Growing up, Kaslow didn’t even know the term “blue law” existed. “I lived in Bergen County, New Jersey, for several years during elementary school,” she explained, “where malls and other stores are closed on Sundays. Since I grew up with it, I didn’t think it was out of the ordinary.
It wasn’t until her research for this project that she encountered how controversial these laws had been historically.
“In my thesis,” she said, “I am arguing that their opponents, the anti-Sabbatarians, were just as deeply rooted in certain Christian values…and that their reasons for not wanting to explicitly Christianize the nation stemmed, perhaps surprisingly, from these strong religious beliefs.”
So, what were the anti-Sabbatarians’ reasons? While their theological arguments varied, the biggest theme throughout their writings is the importance of individual conscience—the idea that all people should be free to worship God as they please and when they please.
“Some Christians at this time, like the Seventh-Day Baptists, still observed the Sabbath on Saturday, like Jews did, rather than on Sunday.”

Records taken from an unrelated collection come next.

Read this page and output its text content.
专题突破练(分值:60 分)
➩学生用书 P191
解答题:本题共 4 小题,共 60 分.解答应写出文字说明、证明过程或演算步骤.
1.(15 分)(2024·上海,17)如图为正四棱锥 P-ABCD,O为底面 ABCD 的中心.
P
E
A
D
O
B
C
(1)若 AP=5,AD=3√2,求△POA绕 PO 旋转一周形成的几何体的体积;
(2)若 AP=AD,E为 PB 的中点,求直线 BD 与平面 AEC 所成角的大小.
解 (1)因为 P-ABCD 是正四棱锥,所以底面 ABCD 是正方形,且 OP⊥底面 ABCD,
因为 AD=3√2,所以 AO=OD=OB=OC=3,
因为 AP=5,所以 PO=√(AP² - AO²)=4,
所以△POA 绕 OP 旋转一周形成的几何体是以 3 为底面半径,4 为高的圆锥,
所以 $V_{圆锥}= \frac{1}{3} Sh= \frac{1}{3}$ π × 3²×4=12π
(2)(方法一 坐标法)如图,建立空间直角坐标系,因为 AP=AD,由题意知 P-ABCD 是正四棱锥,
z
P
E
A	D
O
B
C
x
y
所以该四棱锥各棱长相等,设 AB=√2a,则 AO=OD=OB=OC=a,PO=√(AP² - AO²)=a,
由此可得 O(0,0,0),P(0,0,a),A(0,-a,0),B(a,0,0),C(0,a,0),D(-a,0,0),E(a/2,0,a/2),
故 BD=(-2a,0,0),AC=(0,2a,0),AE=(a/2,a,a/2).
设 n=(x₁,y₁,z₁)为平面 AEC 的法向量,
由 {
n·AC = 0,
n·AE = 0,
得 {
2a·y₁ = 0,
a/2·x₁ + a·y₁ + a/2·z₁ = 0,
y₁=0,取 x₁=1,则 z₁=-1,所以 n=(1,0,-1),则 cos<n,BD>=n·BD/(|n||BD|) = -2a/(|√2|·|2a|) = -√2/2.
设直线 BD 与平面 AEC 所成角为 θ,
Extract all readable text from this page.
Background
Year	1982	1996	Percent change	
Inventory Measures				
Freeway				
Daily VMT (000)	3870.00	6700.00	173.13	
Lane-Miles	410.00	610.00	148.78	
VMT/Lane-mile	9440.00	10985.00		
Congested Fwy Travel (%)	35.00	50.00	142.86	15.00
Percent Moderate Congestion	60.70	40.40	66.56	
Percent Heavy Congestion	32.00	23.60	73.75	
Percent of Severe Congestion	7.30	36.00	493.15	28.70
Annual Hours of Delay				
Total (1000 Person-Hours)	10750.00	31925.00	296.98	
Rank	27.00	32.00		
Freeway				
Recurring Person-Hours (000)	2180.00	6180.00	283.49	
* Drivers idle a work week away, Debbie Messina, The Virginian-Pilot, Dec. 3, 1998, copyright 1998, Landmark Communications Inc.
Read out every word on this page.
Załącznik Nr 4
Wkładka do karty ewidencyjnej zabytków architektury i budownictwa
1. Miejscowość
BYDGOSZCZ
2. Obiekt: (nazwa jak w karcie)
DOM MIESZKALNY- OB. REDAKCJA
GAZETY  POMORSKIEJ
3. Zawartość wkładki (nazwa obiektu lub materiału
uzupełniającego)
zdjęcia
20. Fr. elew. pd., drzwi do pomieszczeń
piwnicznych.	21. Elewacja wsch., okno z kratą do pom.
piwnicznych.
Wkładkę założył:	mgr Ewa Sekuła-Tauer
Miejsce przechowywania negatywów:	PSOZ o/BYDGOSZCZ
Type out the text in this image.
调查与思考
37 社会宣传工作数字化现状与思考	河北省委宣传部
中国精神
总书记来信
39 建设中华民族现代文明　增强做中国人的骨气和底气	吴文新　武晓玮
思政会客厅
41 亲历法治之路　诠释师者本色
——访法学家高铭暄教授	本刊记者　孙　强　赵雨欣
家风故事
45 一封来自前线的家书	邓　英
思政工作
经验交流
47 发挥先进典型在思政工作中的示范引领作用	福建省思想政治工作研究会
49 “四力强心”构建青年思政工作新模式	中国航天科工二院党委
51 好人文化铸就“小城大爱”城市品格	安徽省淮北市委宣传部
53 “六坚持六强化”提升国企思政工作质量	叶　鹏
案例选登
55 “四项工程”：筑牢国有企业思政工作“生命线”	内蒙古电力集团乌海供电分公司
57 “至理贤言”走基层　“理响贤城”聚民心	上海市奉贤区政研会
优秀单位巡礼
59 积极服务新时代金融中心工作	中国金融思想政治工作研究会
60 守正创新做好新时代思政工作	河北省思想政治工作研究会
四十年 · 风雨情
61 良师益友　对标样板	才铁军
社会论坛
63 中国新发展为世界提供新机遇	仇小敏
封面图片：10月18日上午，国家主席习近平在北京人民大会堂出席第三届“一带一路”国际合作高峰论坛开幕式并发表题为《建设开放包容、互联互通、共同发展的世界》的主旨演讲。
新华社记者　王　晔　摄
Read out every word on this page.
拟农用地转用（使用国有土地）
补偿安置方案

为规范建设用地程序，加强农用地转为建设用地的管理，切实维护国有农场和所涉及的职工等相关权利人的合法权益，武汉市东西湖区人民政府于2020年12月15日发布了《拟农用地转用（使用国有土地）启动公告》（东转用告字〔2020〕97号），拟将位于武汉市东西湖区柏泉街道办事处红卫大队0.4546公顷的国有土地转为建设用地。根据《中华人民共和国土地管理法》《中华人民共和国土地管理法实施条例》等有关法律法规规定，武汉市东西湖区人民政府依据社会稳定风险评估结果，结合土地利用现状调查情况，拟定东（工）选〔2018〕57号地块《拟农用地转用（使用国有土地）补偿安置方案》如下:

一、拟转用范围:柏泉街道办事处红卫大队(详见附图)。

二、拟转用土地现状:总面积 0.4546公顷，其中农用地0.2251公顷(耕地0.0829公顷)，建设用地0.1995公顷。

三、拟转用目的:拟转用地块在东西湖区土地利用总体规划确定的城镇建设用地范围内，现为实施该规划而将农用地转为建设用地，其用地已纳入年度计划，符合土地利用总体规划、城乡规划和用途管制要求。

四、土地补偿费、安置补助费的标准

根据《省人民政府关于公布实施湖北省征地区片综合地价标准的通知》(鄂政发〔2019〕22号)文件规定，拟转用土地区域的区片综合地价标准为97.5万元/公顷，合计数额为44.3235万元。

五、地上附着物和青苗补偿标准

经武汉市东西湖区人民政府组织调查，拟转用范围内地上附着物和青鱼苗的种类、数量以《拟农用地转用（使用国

Working on the project since September of 2015, Kaslow received a Friends of Murray Library annual library research grant of $500 to study at the Massachusetts Historical Society in Boston, the National Archives in Washington, D.C. and the Historical Society of Pennsylvania in Philadelphia to further her research. These grants are awarded to Messiah students whose research projects require resources at off-campus libraries and whose proposals are selected for funding by a panel of campus judges.
“The sources I accessed in Boston have helped me the most so far,” she said, “which is not surprising since Boston was one of the primary centers of religious activity and controversy during the Second Great Awakening.”
At the end of the spring semester, she will culminate the project with a public presentation of her research.